13-4
ホテル高層階のバーラウンジは、夜中の一時まで営業しているらしい。岩亀さんが「本当に一杯だけだけど」と言うように、ラストオーダーに滑り込んでカウンター席の隅に並んで座った。ソファ席に二組ほどお客さんがいるが、カウンターには私たちだけだった。
気だるげにウイスキーのグラスをかたむける岩亀さんは、いつもより大人びて見えた。私は午前零時すぎの「シンデレラ」に口をつけて、手もとのカクテルグラスを見つめた。ノンアルコールカクテルというか、まごうことなきフルーツジュースだ。
「謝りたかったんだ、今日のこと」
カウンターに置いたグラスを見つめて、岩亀さんが切り出す。
「謝る?」
「あんなに近くにいたのに見失って、そのせいで怖い思いをさせて」
「とんでもないです。岩亀さんと忍野さんがいてくれたから、私も沙奈絵も無事で済んだのに」
感謝こそすれ、岩亀さんを責めるのはお門違いだ。実際、本当に一人で出かけていたら今ごろ……そう考えてぎゅっと自分の腕を抱きしめる。
私も沙奈絵も殺されていたかもしれないし、もし生きていたとしても死にたくなるような仕打ちを受けたかもしれない。私が絶望せずにいられるのは、赤猫と忍野さんと、なにより身体を張って救い出してくれた岩亀さんのおかげだ。
「本当にごめん」
岩亀さんが額を押さえてうなだれる。
そんなに自分を責めることじゃないのに。そのせいで眠れないのだろうか。
私が戸惑っていると気づいたのか、岩亀さんがため息をつきながら目もとを隠した。
「ごめん。そんなこと言われても困るよね。……ごめん」
「私は本当に感謝してます。岩亀さんがきてくれたから、ひどい目に
想像すると声が震えそうになる。この話題は嫌だな、と思いながら、でもお礼は伝えておきたい。あと何十秒か遅れていたら本当に取り返しがつかなかったはずだ。

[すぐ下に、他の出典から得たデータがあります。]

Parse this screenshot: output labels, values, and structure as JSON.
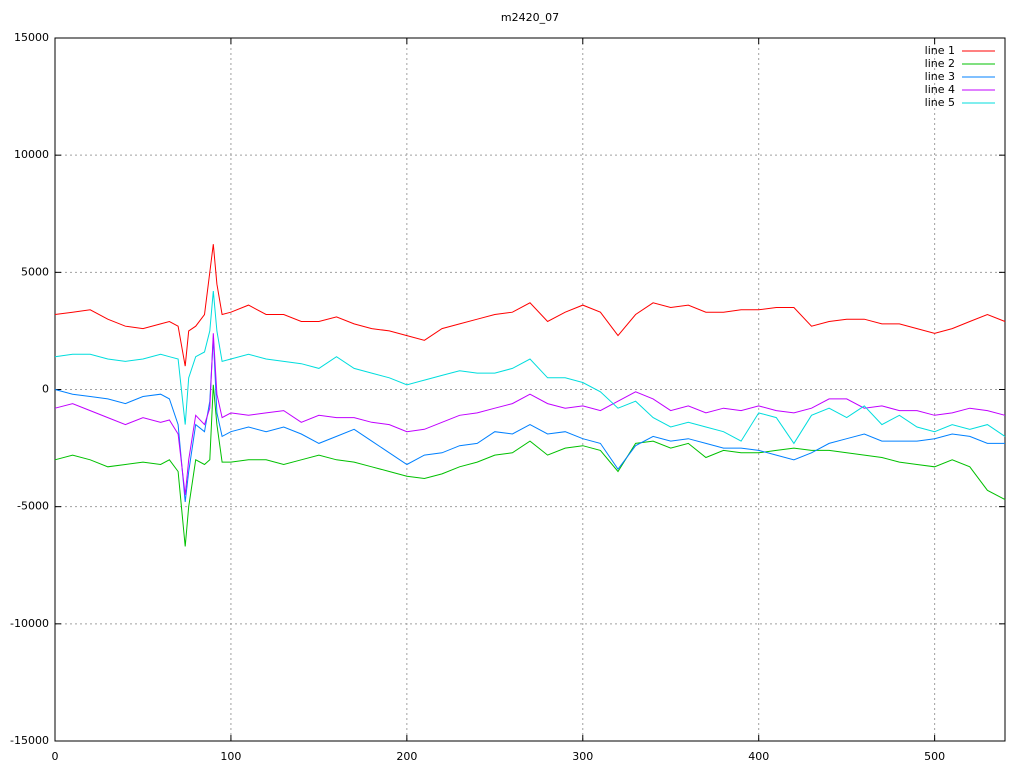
{
  "chart_data": {
    "type": "line",
    "title": "m2420_07",
    "x": [
      0,
      10,
      20,
      30,
      40,
      50,
      60,
      65,
      70,
      74,
      76,
      80,
      85,
      88,
      90,
      92,
      95,
      100,
      110,
      120,
      130,
      140,
      150,
      160,
      170,
      180,
      190,
      200,
      210,
      220,
      230,
      240,
      250,
      260,
      270,
      280,
      290,
      300,
      310,
      320,
      330,
      340,
      350,
      360,
      370,
      380,
      390,
      400,
      410,
      420,
      430,
      440,
      450,
      460,
      470,
      480,
      490,
      500,
      510,
      520,
      530,
      540
    ],
    "series": [
      {
        "name": "line 1",
        "color": "#ff0000",
        "values": [
          3200,
          3300,
          3400,
          3000,
          2700,
          2600,
          2800,
          2900,
          2700,
          1000,
          2500,
          2700,
          3200,
          5000,
          6200,
          4500,
          3200,
          3300,
          3600,
          3200,
          3200,
          2900,
          2900,
          3100,
          2800,
          2600,
          2500,
          2300,
          2100,
          2600,
          2800,
          3000,
          3200,
          3300,
          3700,
          2900,
          3300,
          3600,
          3300,
          2300,
          3200,
          3700,
          3500,
          3600,
          3300,
          3300,
          3400,
          3400,
          3500,
          3500,
          2700,
          2900,
          3000,
          3000,
          2800,
          2800,
          2600,
          2400,
          2600,
          2900,
          3200,
          2900
        ]
      },
      {
        "name": "line 2",
        "color": "#00c000",
        "values": [
          -3000,
          -2800,
          -3000,
          -3300,
          -3200,
          -3100,
          -3200,
          -3000,
          -3500,
          -6700,
          -5000,
          -3000,
          -3200,
          -3000,
          200,
          -1500,
          -3100,
          -3100,
          -3000,
          -3000,
          -3200,
          -3000,
          -2800,
          -3000,
          -3100,
          -3300,
          -3500,
          -3700,
          -3800,
          -3600,
          -3300,
          -3100,
          -2800,
          -2700,
          -2200,
          -2800,
          -2500,
          -2400,
          -2600,
          -3500,
          -2300,
          -2200,
          -2500,
          -2300,
          -2900,
          -2600,
          -2700,
          -2700,
          -2600,
          -2500,
          -2600,
          -2600,
          -2700,
          -2800,
          -2900,
          -3100,
          -3200,
          -3300,
          -3000,
          -3300,
          -4300,
          -4700
        ]
      },
      {
        "name": "line 3",
        "color": "#0080ff",
        "values": [
          0,
          -200,
          -300,
          -400,
          -600,
          -300,
          -200,
          -400,
          -1500,
          -4800,
          -3500,
          -1500,
          -1800,
          -500,
          2200,
          -1000,
          -2000,
          -1800,
          -1600,
          -1800,
          -1600,
          -1900,
          -2300,
          -2000,
          -1700,
          -2200,
          -2700,
          -3200,
          -2800,
          -2700,
          -2400,
          -2300,
          -1800,
          -1900,
          -1500,
          -1900,
          -1800,
          -2100,
          -2300,
          -3400,
          -2400,
          -2000,
          -2200,
          -2100,
          -2300,
          -2500,
          -2500,
          -2600,
          -2800,
          -3000,
          -2700,
          -2300,
          -2100,
          -1900,
          -2200,
          -2200,
          -2200,
          -2100,
          -1900,
          -2000,
          -2300,
          -2300
        ]
      },
      {
        "name": "line 4",
        "color": "#c000ff",
        "values": [
          -800,
          -600,
          -900,
          -1200,
          -1500,
          -1200,
          -1400,
          -1300,
          -1900,
          -4500,
          -3000,
          -1100,
          -1500,
          -800,
          2400,
          -200,
          -1200,
          -1000,
          -1100,
          -1000,
          -900,
          -1400,
          -1100,
          -1200,
          -1200,
          -1400,
          -1500,
          -1800,
          -1700,
          -1400,
          -1100,
          -1000,
          -800,
          -600,
          -200,
          -600,
          -800,
          -700,
          -900,
          -500,
          -100,
          -400,
          -900,
          -700,
          -1000,
          -800,
          -900,
          -700,
          -900,
          -1000,
          -800,
          -400,
          -400,
          -800,
          -700,
          -900,
          -900,
          -1100,
          -1000,
          -800,
          -900,
          -1100
        ]
      },
      {
        "name": "line 5",
        "color": "#00dddd",
        "values": [
          1400,
          1500,
          1500,
          1300,
          1200,
          1300,
          1500,
          1400,
          1300,
          -1500,
          500,
          1400,
          1600,
          2500,
          4200,
          2500,
          1200,
          1300,
          1500,
          1300,
          1200,
          1100,
          900,
          1400,
          900,
          700,
          500,
          200,
          400,
          600,
          800,
          700,
          700,
          900,
          1300,
          500,
          500,
          300,
          -100,
          -800,
          -500,
          -1200,
          -1600,
          -1400,
          -1600,
          -1800,
          -2200,
          -1000,
          -1200,
          -2300,
          -1100,
          -800,
          -1200,
          -700,
          -1500,
          -1100,
          -1600,
          -1800,
          -1500,
          -1700,
          -1500,
          -2000
        ]
      }
    ],
    "xlim": [
      0,
      540
    ],
    "ylim": [
      -15000,
      15000
    ],
    "xticks": [
      0,
      100,
      200,
      300,
      400,
      500
    ],
    "yticks": [
      -15000,
      -10000,
      -5000,
      0,
      5000,
      10000,
      15000
    ],
    "grid": true,
    "legend": "top-right"
  }
}
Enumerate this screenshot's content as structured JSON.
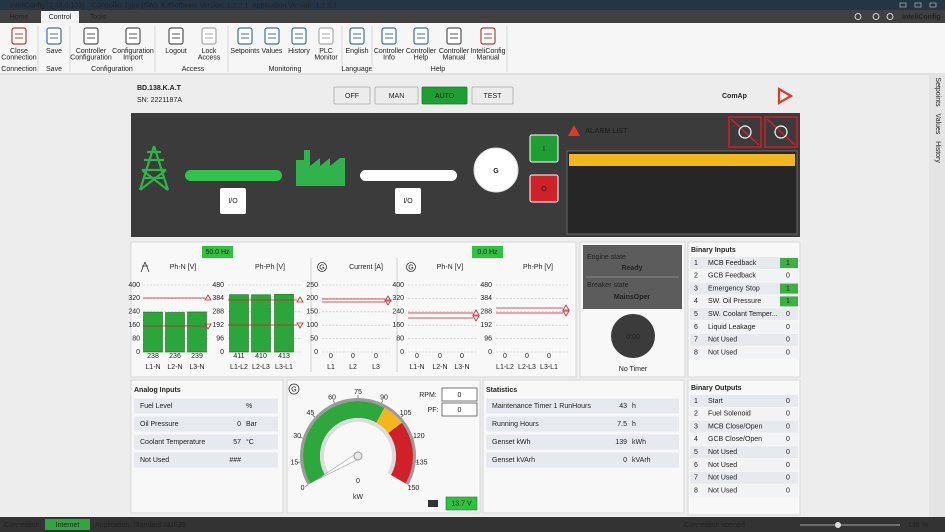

「自分を責めないでください。本当に、感謝してるんです。ありがとうございました」
私の気持ちが伝わったかどうかはわからない。
岩亀さんは無言のまま、ウイスキーをぐっと流し込んだ。
「『大丈夫』を信じて、俺は、なにもしなかった」
吐き出された言葉を黙って受け取る。なんの話だろう。
「全然大丈夫じゃなかったんだ。彼女は巻き込まれて、苦しんで、自分で命を絶った」
「……」
「もう二度と、繰り返したくない」
たぶんそれは過去の話で、岩亀さんはその人と私を重ねたのかもしれない。
ふと小山田さんの顔が思い浮かぶ。自死のニュースを聞いたからだろう。
そしてそれはついさっき、私が想像した最悪の結末だった。あのまま誰も助けにきてくれなかったら、私もそれを選んだかもしれない。絶対に心折れなかったとは言いきれない。
岩亀さんが震えていた理由がよくわかった。あの瞬間、岩亀さんは最悪の結末を連想したのだ。
「わかりました。じゃあ、私が助けを求めたときは、絶対助けにきてください。今日みたいに」
大丈夫だと言っても安心できないだろうから、私はそう伝えることにした。
わざわざ家に泊まり込んだり、ボディガードを買って出たり、岩亀さんがなにかとお節介なのは強い後悔を抱えているからなのかもしれない。
赤猫が私を過去の自分に重ねているように、岩亀さんは助けられなかった人を私に重ねている。私を救えたら、きっと二人も少し救われるのだろう。
岩亀さんがゆっくりと顔をあげる。私はカクテルグラスの持ち手を両手で握って微笑んだ。えらそうな台詞で、ちょっと恥ずかしい。
「おいしいですね、シンデレラ」
私が照れ隠しにそう言うと、岩亀さんは泣き出しそうな顔で笑った。いつもの人懐こい印象に戻ったように見えた。
「情けないなあ。つらいのは美沙緒ちゃんなのに、気を遣わせて」
言ってから、岩亀さんは丸まった背筋をのばして、覇気を取り戻した。